# Illustrated London News Downloader

This notebook downloads zip files containing JPEG 2000 images from the Internet Archive. While it was originally designed for the Illustrated London News collection from 1842 to 1849, you can use it for any collection on the Internet Archive.

## What This Code Does

1. It connects to the Internet Archive.
2. It finds all the zip files for a specified collection.
3. It downloads these zip files to a specified location on your computer.
4. It checks for existing files, allowing you to resume interrupted downloads.

## Requirements

To use this code, you'll need:

1. Python installed on your computer
2. The `internetarchive` library

You can install the required library by uncommenting and running the cell below:

In [None]:
#pip install internetarchive

## Importing Required Libraries

We start by importing the necessary libraries:

In [None]:
import internetarchive as ia
from pathlib import Path
from internetarchive import get_item
import concurrent.futures

## Defining Helper Functions

Now we define two functions that will help us download the files:

In [None]:
def download_file(item_id, file_name, download_path):
    print(f"Downloading {file_name}...")
    get_item(item_id).download(files=file_name, destdir=str(download_path))

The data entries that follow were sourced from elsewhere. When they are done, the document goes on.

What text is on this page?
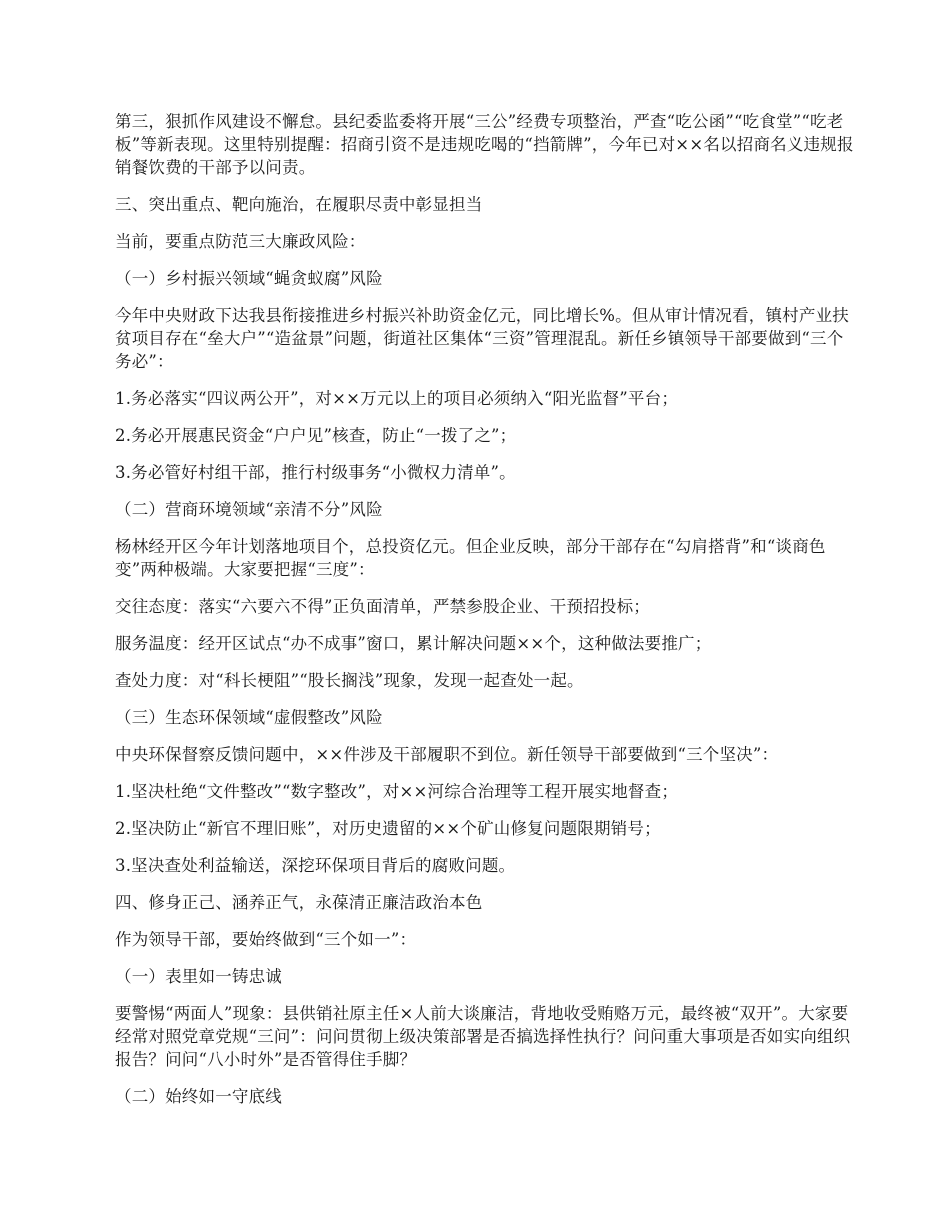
第三，狠抓作风建设不懈怠。县纪委监委将开展“三公”经费专项整治，严查“吃公函”“吃食堂”“吃老板”等新表现。这里特别提醒：招商引资不是违规吃喝的“挡箭牌”，今年已对××名以招商名义违规报销餐饮费的干部予以问责。

三、突出重点、靶向施治，在履职尽责中彰显担当

当前，要重点防范三大廉政风险：

（一）乡村振兴领域“蝇贪蚁腐”风险

今年中央财政下达我县衔接推进乡村振兴补助资金亿元，同比增长%。但从审计情况看，镇村产业扶贫项目存在“垒大户”“造盆景”问题，街道社区集体“三资”管理混乱。新任乡镇领导干部要做到“三个务必”：

1.务必落实“四议两公开”，对××万元以上的项目必须纳入“阳光监督”平台；

2.务必开展惠民资金“户户见”核查，防止“一拨了之”；

3.务必管好村组干部，推行村级事务“小微权力清单”。

（二）营商环境领域“亲清不分”风险

杨林经开区今年计划落地项目个，总投资亿元。但企业反映，部分干部存在“勾肩搭背”和“谈商色变”两种极端。大家要把握“三度”：

交往态度：落实“六要六不得”正负面清单，严禁参股企业、干预招投标；

服务温度：经开区试点“办不成事”窗口，累计解决问题××个，这种做法要推广；

查处力度：对“科长梗阻”“股长搁浅”现象，发现一起查处一起。

（三）生态环保领域“虚假整改”风险

中央环保督察反馈问题中，××件涉及干部履职不到位。新任领导干部要做到“三个坚决”：

1.坚决杜绝“文件整改”“数字整改”，对××河综合治理等工程开展实地督查；

2.坚决防止“新官不理旧账”，对历史遗留的××个矿山修复问题限期销号；

3.坚决查处利益输送，深挖环保项目背后的腐败问题。

四、修身正己、涵养正气，永葆清正廉洁政治本色

作为领导干部，要始终做到“三个如一”：

（一）表里如一铸忠诚

要警惕“两面人”现象：县供销社原主任×人前大谈廉洁，背地收受贿赂万元，最终被“双开”。大家要经常对照党章党规“三问”：问问贯彻上级决策部署是否搞选择性执行？问问重大事项是否如实向组织报告？问问“八小时外”是否管得住手脚？

（二）始终如一守底线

def download_zips(item_id, download_path):
    # Create a Path object for the download directory
    download_path = Path(download_path)
    download_path.mkdir(parents=True, exist_ok=True)  # Ensure the directory exists

    # Fetch the item from Internet Archive
    item = get_item(item_id)

    # Prepare to download files using threading
    with concurrent.futures.ThreadPoolExecutor() as executor:
        futures = []
        for file in item.files:
            if file['name'].endswith('.zip'):
                file_path = download_path / file['name']
                if not file_path.exists():  # Check if the file already exists
                    # Schedule the download
                    futures.append(executor.submit(download_file, item_id, file['name'], download_path))
                else:
                    print(f"{file['name']} already exists.")

        # Wait for all downloads to complete
        concurrent.futures.wait(futures)

### Explanation of the Functions

1. `download_file(item_id, file_name, download_path)`:
   - This function downloads a single file from the Internet Archive.
   - It prints the name of the file being downloaded and uses the `get_item()` function to fetch and download the file.

2. `download_zips(item_id, download_path)`:
   - This is the main function that manages the download process.
   - It creates a folder to store the downloads if it doesn't exist.
   - It fetches information about the collection we want to download.
   - It then looks at each file in the collection:
     - If it's a zip file and hasn't been downloaded yet, it starts a download.
     - If the file already exists, it skips it and prints a message.
   - It uses multiple threads to download files simultaneously, making the process faster.

### Resuming Interrupted Downloads

An important feature of this code is its ability to resume interrupted downloads. Here's how it works:

1. Before downloading each file, the code checks if the file already exists in the download directory.
2. If the file exists, it skips that file and moves on to the next one.
3. If the file doesn't exist, it proceeds with the download.

This means that if your download process is interrupted (e.g., due to internet disconnection or if you stop the notebook), you can simply run the code again, and it will:
- Skip all the files that were already successfully downloaded
- Continue downloading from where it left off

This feature saves time and bandwidth by avoiding re-downloading files that are already complete.

## Downloading the Files

Now we can use these functions to download the collection. You can set your own `item_id` and `download_path`:

In [None]:
# Specify the item ID from the Internet Archive
item_id = 'illustrated-london-news-1842-1849'  # You can change this to any other collection ID

# Specify the download path
download_path = './downloads'  # You can change this to any folder on your computer

In [None]:
# Call the function to download zip files
download_zips(item_id, download_path)

## Note

- This script will download all zip files from the specified Internet Archive collection. Make sure you have enough space on your hard drive and a stable internet connection before running it.
- You can change the `item_id` to download from a different collection. Visit archive.org and find the identifier of the collection you want to download.
- You can change the `download_path` to save the files to a different location on your computer.
- If you stop the download process and restart it later, it will automatically skip files that have already been downloaded and continue with the remaining files. This makes it easy to resume interrupted downloads without having to start over from the beginning.